I wanted to find a basis of $E$ as a $\mathbb{Q}$-vectorspace. My first thought was to use the structure theorem for simply field extension. Therefore I needed to find an element $u\in E$ so that $u$ is algebraïc over $E$ and a $f$ so that $f(u)=0$. Then would $u,u^{2},...,u^{deg(f)-1}$ be a basis. I just don't know how I can do this correctly.
Second I wanted find a polynomial $f\in \mathbb{Q}[X]$ so that $E$ is the splitting field of $f$ over $\mathbb{Q}$. Because I'm stuck with my first thought I don't understand how I can find such an $f$.
EDIT:
FIRTS
- let's name $\alpha$=$\sqrt{6}i-\sqrt{5}$. We're looking for a polynomal $f\in \mathbb{Q}$ so that $f(\alpha)$=0.

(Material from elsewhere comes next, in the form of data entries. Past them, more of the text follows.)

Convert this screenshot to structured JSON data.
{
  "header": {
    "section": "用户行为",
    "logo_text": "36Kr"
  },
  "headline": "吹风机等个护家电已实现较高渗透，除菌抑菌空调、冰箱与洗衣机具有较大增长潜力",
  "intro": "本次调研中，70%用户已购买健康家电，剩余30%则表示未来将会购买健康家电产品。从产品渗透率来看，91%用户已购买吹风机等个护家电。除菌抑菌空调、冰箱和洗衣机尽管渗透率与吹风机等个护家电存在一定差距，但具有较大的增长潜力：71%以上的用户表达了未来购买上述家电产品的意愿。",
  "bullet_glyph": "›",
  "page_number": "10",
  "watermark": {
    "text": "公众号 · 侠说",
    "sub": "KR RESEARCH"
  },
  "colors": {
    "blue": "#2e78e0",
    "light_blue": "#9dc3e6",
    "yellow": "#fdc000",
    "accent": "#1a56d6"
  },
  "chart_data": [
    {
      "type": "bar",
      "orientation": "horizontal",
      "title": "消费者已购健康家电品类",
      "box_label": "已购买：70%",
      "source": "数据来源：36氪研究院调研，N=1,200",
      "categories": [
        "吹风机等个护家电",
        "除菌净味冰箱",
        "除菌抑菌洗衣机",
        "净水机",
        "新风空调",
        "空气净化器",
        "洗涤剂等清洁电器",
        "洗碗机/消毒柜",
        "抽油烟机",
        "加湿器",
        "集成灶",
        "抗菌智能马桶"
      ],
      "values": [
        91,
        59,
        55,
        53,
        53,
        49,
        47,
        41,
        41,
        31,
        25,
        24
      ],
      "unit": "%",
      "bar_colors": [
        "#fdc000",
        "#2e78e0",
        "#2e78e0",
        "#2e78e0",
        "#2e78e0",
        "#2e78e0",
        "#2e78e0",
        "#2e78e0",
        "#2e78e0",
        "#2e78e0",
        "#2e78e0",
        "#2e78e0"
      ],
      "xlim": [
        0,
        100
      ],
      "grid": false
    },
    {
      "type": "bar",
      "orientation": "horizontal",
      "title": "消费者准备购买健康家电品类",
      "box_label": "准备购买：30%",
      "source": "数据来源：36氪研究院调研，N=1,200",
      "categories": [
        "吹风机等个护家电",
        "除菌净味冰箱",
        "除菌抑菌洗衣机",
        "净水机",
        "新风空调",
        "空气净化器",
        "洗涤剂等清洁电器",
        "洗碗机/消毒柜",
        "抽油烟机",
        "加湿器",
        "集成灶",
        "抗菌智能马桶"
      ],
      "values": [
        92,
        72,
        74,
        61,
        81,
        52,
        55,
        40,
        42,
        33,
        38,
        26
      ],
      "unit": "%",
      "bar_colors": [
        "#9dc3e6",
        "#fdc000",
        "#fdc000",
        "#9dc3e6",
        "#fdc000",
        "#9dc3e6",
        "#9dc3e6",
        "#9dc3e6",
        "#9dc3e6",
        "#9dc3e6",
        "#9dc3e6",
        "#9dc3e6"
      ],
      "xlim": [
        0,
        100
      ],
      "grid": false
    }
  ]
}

$\alpha^{2}$=$-1-2i\sqrt{30}$
$\alpha^{3}$=$-i\sqrt{6}+\sqrt{5}+2\sqrt{+}\sqrt{30}+2i\sqrt{5}\sqrt{0}$
$\alpha^{4}$=$1+4i\sqrt{30}-120$=$-119+4i\sqrt{30}$
Then follows that $\alpha^{4}+2\alpha^{2}+121=0$
we name $f(x)$=$x^{4}+2x^{2}+121$
Because $f$ isn't $0$ and has no points $x$ so $f(x)=0$ , is $f$ irriducibel. This means that $f$ is the minimal polynomal of $\alpha$ over $E$. Now we use the theorem of structure for simply field extension and it follows that {$1,\alpha,\alpha^{2},\alpha^{3}$} is a basis.
SECOND
- I'm still stuck proving this
Hint
$$(\sqrt 6i-\sqrt 5)^2=-1-2\sqrt{30}i$$ and thus $$((\sqrt6i-\sqrt 5)^2+1)^2+120=0,$$ i.e. $$x^4+2x^2+121=0$$ is an annilhator polynomial. I let you conclude.
An other way would be to show that $$\mathbb Q(\sqrt 6i,\sqrt 5)=\mathbb Q(\sqrt 6i-\sqrt 5),$$ and thus, a basis would be $$\{1,\sqrt 6i,\sqrt 5, i\sqrt{30}\}.$$